| HN Mirror

Y	Hacker News new \| ask \| show \| jobs

by CHY872 1069 days ago

I have >5 years of experience using Cassandra in production, involving thousands of clusters storing petabytes of data. My conclusion from that time is that Cassandra is simply not robust enough to be a general purpose database (the team are working on it but they're coming from a really rough starting place) - there are lots of ways to cause data corruption, and Cassandra does enough dynamic repairing that it can be hard to catch this before your backups are dropped due to time windowing. Unfortunately, the juice may still be worth the squeeze - Cassandra's storage model lends itself very nicely to disaster recovery workflows in a way which something like Oracle or FoundationDB does not (and it's Cassandra so you'll need it!), while the ability to horizontally scale gets you out of so many operations issues. If you've got a schema which works well in Cassandra, you've probably solved a lot of the issues you might have.

Example of fairly standard Cassandra bug (don't know if present on latest release, certainly was a year or two ago): When you add a new node to the cluster, it 'bootstraps', where it copies ~1/n the data from other nodes. When you are done bootstrapping, it's copied a bunch of data from other nodes, but the other nodes still contain that data. You then run 'cleanups' on the other nodes to remove the (now stale and unusable) data so as to get your disk space back.

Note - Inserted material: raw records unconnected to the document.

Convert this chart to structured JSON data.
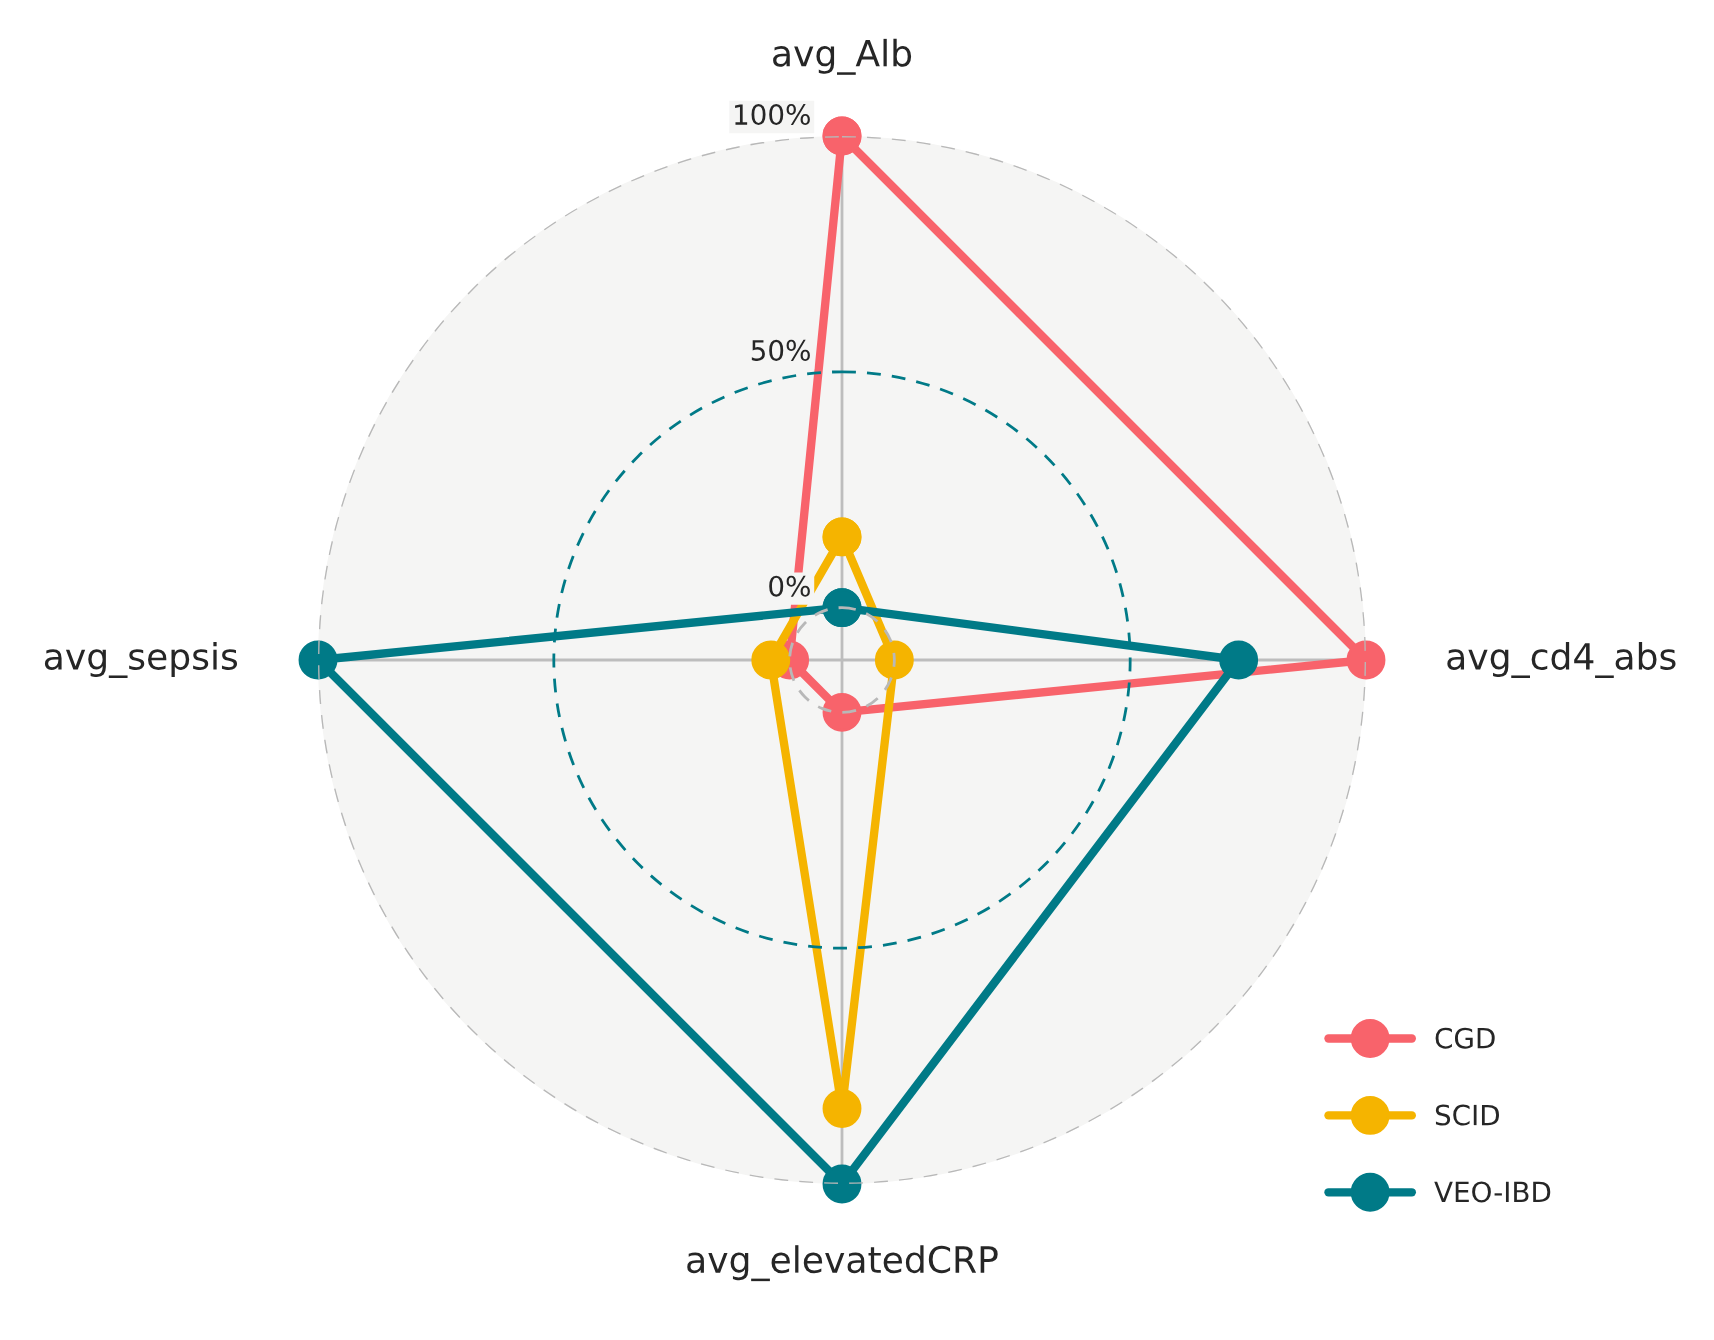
{
  "chart_data": {
    "type": "radar",
    "categories": [
      "avg_Alb",
      "avg_cd4_abs",
      "avg_elevatedCRP",
      "avg_sepsis"
    ],
    "series": [
      {
        "name": "CGD",
        "color": "#f8636b",
        "values": [
          100,
          100,
          0,
          0
        ]
      },
      {
        "name": "SCID",
        "color": "#f5b400",
        "values": [
          15,
          0,
          84,
          4
        ]
      },
      {
        "name": "VEO-IBD",
        "color": "#007a87",
        "values": [
          0,
          73,
          100,
          100
        ]
      }
    ],
    "ylim": [
      -11.1,
      100
    ],
    "yticks": [
      {
        "value": 0,
        "label": "0%"
      },
      {
        "value": 50,
        "label": "50%"
      },
      {
        "value": 100,
        "label": "100%"
      }
    ],
    "grid": true,
    "legend": "bottom right",
    "marker": "circle",
    "line_style": "solid"
  }
}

If you accidentally run a cleanup on the new node as it is being bootstrapped, it will succeed, you will delete all the data that's been copied over so far, and Cassandra will _not_ terminate the bootstrap. Everything will be green, but your new node will suddenly be using 0 disk space. When the bootstrap finishes, possibly days later, your cluster will be immediately corrupted due to violated replication guarantees - but only on data that hasn't been read or written over that period, because if it was written it'll be re-replicated, and if it was read Cassandra will silently repair at this time. Repairs resolve the issue, but if you've made this mistake due to scripting, if you get unlucky it's possible to just delete all replicas of some data between repairs.

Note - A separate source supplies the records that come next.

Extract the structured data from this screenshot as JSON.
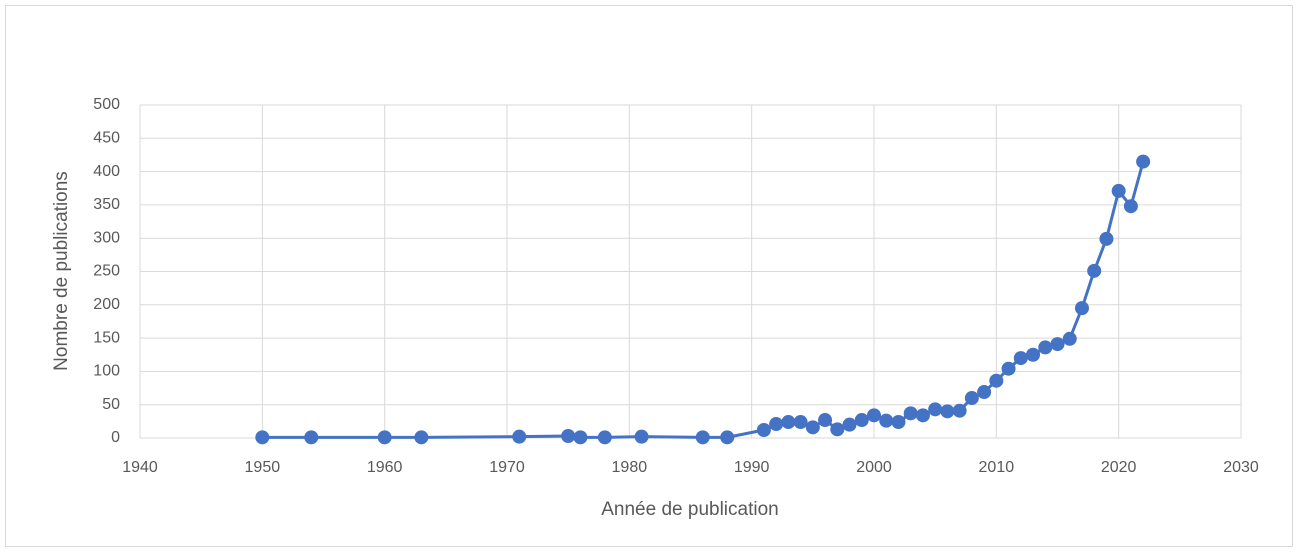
{
  "chart_data": {
    "type": "line",
    "x_label": "Année de publication",
    "y_label": "Nombre de publications",
    "x": [
      1950,
      1954,
      1960,
      1963,
      1971,
      1975,
      1976,
      1978,
      1981,
      1986,
      1988,
      1991,
      1992,
      1993,
      1994,
      1995,
      1996,
      1997,
      1998,
      1999,
      2000,
      2001,
      2002,
      2003,
      2004,
      2005,
      2006,
      2007,
      2008,
      2009,
      2010,
      2011,
      2012,
      2013,
      2014,
      2015,
      2016,
      2017,
      2018,
      2019,
      2020,
      2021,
      2022
    ],
    "series": [
      {
        "name": "Nombre de publications",
        "color": "#4472c4",
        "values": [
          1,
          1,
          1,
          1,
          2,
          3,
          1,
          1,
          2,
          1,
          1,
          12,
          21,
          24,
          24,
          16,
          27,
          13,
          20,
          27,
          34,
          26,
          24,
          37,
          34,
          43,
          40,
          41,
          60,
          69,
          86,
          104,
          120,
          125,
          136,
          141,
          149,
          195,
          251,
          299,
          371,
          348,
          415
        ]
      }
    ],
    "xlim": [
      1940,
      2030
    ],
    "xticks": [
      1940,
      1950,
      1960,
      1970,
      1980,
      1990,
      2000,
      2010,
      2020,
      2030
    ],
    "ylim": [
      0,
      500
    ],
    "yticks": [
      0,
      50,
      100,
      150,
      200,
      250,
      300,
      350,
      400,
      450,
      500
    ],
    "grid": true
  }
}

Example of other Cassandra bug (again, might be outdated): Cassandra nodes identify themselves on startups with IPs, and the owned token ranges are not persisted, they're streamed from other nodes in the cluster. If you've deployed your Cassandra in K8s and you reboot multiple nodes in one go and they swap IPs upon reboot, you may now find yourself in a split brain situation in which nodes magically forget they own certain data ranges and think they own each others data (or maybe it's that the nodes still think they own the right ranges but other nodes think they own the wrong ranges). Wasn't close enough to fully debug that one.

It's a mess. Would seek to avoid problem spaces where I might need to use it again, though if by chance ended up in a space where it made sense, probably wouldn't avoid the tech.

1 comments

hardwaresofton 1069 days ago

Thanks for this insight -- this is one of the first time I've heard of someone constrasting FoundationDB and Cassandra which is nice.

> Example of fairly standard Cassandra bug (don't know if present on latest release, certainly was a year or two ago): When you add a new node to the cluster, it 'bootstraps', where it copies ~1/n the data from other nodes. When you are done bootstrapping, it's copied a bunch of data from other nodes, but the other nodes still contain that data. You then run 'cleanups' on the other nodes to remove the (now stale and unusable) data so as to get your disk space back.

Interesting, seems like there is a bunch of little knowledge like this needed to run a service properly... Managed Cassandra has more added value to provide I guess.

> If you accidentally run a cleanup on the new node as it is being bootstrapped, it will succeed, you will delete all the data that's been copied over so far, and Cassandra will _not_ terminate the bootstrap. Everything will be green, but your new node will suddenly be using 0 disk space. When the bootstrap finishes, possibly days later, your cluster will be immediately corrupted due to violated replication guarantees - but only on data that hasn't been read or written over that period, because if it was written it'll be re-replicated, and if it was read Cassandra will silently repair at this time. Repairs resolve the issue, but if you've made this mistake due to scripting, if you get unlucky it's possible to just delete all replicas of some data between repairs.

This seems... really bad -- I don't think I have the skill to run a Cassandra cluster (and not enough use cases to run it as a hobby to find these edges)...

This sounds like the space for a consultancy to make a tidy killing though.